By Mike Lander on
The term “Natural Disasters” as used in this essay would include floods, hurricanes, tornadoes, earthquakes, blizzards, avalanches and all other acts of nature as they impact upon people. The flood of 1927 was widespread and affected people in many states. The Kansas Flood of 1927 shows a familiar scene that was repeated over a wide area.
Tennessee River Flood illustrates the devastating effect of flood waters on the population in Tennessee during the Great Depression. Moreover, these people also suffered from outbreaks of meningitis, influenza and Yellow Fever during 1936-1937. Cypress Street Viaduct shows the collapse of the freeway during the 1989 World Series in the San Francisco area. It is sometimes called the World Series Earthquake, but more correctly it was known as the Loma Prieta Earthquake.
Hurricanes have the ability to strike inland and cause widespread damage as illustrated by Ansonia Hurricane Damage in Connecticut. Not all hurricanes affect only the coastal areas along the Atlantic Ocean and the Gulf of Mexico.
Tornado Damage shows a young boy walking past a row of destroyed homes in Alexandria, Louisiana in 1957 as the result of an F3 tornado. Tornadoes can and do occur in areas outside of “Tornado Alley” in the Midwest. Pennsylvania and Ohio are also targeted by tornadoes as well as Louisiana.
Perhaps we can say that natural disasters of various magnitudes are more predictable in certain areas of the county than others, but no area is completely safe from risk. The type of disaster may vary forcing people to prepare differently. Preparations for hurricane damage in Florida would seem out of place in San Francisco where the concern is more for earthquakes. Floods can and do occur particularly where there are rivers that overflow either on a regular basis or in the case of extreme storms. Blizzards can happen in the deep South although they may be rare. Tornadoes are not usually suspected in areas removed from “Tornado Alley” yet when they do occur they are sudden and devastating.
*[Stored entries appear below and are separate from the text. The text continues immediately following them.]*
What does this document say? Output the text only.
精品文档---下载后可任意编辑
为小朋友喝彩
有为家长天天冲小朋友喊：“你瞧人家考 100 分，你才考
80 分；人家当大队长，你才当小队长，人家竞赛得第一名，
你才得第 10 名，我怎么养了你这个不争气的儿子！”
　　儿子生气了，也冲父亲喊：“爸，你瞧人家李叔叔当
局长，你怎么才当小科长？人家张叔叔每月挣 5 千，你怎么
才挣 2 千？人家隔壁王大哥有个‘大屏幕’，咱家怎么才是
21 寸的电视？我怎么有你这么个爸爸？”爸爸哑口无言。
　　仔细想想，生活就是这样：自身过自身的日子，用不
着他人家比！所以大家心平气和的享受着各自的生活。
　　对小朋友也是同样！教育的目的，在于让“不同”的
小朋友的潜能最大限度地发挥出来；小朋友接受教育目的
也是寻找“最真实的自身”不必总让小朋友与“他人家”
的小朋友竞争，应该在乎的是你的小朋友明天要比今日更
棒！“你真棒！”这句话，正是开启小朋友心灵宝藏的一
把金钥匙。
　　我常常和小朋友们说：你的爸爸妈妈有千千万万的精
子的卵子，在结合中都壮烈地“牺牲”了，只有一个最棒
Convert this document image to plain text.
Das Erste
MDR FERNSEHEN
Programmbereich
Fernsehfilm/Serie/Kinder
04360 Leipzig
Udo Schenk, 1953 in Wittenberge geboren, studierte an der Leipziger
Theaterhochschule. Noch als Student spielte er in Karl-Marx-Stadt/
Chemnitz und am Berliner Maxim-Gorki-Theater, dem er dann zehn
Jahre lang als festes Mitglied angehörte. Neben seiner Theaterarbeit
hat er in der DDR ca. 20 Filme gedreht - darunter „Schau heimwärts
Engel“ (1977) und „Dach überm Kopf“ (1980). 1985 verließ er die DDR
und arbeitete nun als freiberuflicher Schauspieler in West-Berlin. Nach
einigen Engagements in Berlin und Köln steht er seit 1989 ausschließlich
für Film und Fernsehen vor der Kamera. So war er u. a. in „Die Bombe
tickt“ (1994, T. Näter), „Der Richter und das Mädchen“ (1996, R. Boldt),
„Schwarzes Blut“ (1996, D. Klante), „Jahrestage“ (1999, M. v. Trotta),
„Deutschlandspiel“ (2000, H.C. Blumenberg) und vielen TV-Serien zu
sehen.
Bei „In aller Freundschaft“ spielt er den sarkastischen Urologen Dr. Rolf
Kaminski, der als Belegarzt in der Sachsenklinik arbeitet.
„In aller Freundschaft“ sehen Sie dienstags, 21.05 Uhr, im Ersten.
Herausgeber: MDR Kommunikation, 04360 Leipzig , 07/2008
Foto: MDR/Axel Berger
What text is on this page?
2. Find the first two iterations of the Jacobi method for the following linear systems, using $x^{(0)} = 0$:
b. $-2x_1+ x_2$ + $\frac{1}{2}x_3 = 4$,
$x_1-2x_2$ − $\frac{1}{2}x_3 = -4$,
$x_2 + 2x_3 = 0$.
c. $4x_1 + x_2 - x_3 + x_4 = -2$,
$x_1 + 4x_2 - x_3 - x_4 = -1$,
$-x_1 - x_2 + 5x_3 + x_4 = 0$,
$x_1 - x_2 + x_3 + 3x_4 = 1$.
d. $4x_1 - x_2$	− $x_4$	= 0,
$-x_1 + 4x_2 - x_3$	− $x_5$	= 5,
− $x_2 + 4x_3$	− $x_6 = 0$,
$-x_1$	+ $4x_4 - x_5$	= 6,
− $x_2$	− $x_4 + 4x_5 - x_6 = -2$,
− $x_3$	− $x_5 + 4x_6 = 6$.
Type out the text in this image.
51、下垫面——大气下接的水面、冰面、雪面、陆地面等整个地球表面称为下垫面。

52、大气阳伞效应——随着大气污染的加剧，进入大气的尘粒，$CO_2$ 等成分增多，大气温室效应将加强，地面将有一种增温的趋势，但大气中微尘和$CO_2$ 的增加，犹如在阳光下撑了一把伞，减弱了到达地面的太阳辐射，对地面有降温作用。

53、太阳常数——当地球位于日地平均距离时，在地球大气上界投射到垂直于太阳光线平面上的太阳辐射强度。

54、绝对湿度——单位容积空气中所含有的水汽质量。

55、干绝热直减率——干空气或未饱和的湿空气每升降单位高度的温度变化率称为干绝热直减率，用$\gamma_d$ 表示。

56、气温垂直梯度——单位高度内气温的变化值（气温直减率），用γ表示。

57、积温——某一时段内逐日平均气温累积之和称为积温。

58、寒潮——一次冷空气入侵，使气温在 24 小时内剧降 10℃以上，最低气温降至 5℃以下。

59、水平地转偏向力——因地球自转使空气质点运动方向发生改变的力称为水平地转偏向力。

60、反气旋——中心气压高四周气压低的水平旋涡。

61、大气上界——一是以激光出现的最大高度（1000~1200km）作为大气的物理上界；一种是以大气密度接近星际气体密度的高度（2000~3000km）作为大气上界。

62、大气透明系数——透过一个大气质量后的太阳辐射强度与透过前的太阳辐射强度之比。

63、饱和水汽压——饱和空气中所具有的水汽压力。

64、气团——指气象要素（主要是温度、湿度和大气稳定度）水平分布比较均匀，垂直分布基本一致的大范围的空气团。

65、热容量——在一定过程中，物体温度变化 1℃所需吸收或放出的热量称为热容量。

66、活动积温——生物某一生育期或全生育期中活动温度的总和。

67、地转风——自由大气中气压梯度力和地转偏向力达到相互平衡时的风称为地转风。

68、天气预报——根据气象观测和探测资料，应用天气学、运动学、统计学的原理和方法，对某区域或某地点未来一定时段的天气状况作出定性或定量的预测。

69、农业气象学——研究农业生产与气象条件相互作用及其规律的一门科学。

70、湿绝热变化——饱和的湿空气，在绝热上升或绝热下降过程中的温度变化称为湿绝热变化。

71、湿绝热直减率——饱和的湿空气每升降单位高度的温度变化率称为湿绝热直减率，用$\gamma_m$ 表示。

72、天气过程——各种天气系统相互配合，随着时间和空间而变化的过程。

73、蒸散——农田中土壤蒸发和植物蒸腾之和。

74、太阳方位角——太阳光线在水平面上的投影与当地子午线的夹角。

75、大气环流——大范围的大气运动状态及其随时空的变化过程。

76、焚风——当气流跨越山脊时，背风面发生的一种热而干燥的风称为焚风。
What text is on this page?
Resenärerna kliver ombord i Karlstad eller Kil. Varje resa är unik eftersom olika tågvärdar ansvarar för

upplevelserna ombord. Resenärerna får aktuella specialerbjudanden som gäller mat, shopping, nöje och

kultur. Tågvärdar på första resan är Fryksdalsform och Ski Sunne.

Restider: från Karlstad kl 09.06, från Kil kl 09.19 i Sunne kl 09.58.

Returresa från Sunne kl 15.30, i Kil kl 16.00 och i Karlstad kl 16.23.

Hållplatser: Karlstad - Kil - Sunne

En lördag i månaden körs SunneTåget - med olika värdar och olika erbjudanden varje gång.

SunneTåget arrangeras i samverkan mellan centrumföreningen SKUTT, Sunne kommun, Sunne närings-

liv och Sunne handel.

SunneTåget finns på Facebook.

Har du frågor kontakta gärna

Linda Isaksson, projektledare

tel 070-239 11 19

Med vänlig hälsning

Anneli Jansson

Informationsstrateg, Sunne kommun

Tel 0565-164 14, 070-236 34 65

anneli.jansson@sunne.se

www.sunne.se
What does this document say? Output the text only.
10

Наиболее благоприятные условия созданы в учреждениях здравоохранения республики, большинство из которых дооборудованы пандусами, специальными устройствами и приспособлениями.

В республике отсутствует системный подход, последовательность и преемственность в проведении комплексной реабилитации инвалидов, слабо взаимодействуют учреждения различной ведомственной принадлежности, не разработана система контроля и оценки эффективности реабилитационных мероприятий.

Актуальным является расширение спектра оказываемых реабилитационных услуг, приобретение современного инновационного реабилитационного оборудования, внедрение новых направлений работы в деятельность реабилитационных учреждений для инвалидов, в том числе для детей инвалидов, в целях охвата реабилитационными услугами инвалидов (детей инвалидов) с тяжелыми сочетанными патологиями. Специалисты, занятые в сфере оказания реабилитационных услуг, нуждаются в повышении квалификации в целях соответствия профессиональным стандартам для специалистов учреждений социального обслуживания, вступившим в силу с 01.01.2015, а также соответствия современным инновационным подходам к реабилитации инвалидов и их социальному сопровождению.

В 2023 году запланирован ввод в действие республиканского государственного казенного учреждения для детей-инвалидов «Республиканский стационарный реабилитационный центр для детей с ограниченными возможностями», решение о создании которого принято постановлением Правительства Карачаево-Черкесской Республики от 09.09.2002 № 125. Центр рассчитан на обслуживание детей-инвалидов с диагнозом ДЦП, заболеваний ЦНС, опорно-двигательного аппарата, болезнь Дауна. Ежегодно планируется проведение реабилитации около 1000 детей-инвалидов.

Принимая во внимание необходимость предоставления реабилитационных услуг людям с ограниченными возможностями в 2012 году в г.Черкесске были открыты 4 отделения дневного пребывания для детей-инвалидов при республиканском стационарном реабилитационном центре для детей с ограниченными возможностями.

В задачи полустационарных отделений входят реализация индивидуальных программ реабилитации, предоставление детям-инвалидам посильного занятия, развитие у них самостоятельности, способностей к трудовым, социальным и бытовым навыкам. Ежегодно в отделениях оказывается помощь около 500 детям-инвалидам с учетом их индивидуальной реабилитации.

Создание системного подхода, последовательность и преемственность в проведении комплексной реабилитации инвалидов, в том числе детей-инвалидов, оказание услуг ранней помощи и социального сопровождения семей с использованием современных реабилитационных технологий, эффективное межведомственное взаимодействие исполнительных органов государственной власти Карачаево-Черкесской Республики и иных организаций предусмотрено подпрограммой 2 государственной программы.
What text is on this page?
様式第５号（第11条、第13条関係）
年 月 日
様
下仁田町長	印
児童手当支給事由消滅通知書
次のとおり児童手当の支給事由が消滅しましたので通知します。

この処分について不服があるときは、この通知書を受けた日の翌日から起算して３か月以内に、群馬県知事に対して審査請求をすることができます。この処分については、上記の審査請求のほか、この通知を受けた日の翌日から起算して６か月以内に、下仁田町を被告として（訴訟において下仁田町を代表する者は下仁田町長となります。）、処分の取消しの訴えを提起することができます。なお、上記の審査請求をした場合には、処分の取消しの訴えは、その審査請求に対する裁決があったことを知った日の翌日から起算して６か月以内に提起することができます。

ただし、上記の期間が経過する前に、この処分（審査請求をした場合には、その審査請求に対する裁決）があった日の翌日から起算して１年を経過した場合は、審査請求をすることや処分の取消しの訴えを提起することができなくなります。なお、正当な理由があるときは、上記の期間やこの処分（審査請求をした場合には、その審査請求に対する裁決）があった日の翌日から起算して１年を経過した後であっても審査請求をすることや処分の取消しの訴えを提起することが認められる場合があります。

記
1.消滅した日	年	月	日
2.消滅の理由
Some people may attach a religious significance to damage from natural disasters. The earth and the universe for that matter is a violent place. The world’s climate is vastly different from several thousand years ago as we are living through a warming period. It would be a false assumption to believe that it will always remain this way. Change will come. If you take notice an earthquake on one edge of a tectonic plate will often trigger another corresponding, earthquake on the opposite side of that plate. Natural disasters are simply nature’s way of making adjustments to the environment without consideration for humans. It is we that have to deal with what are simply natural events.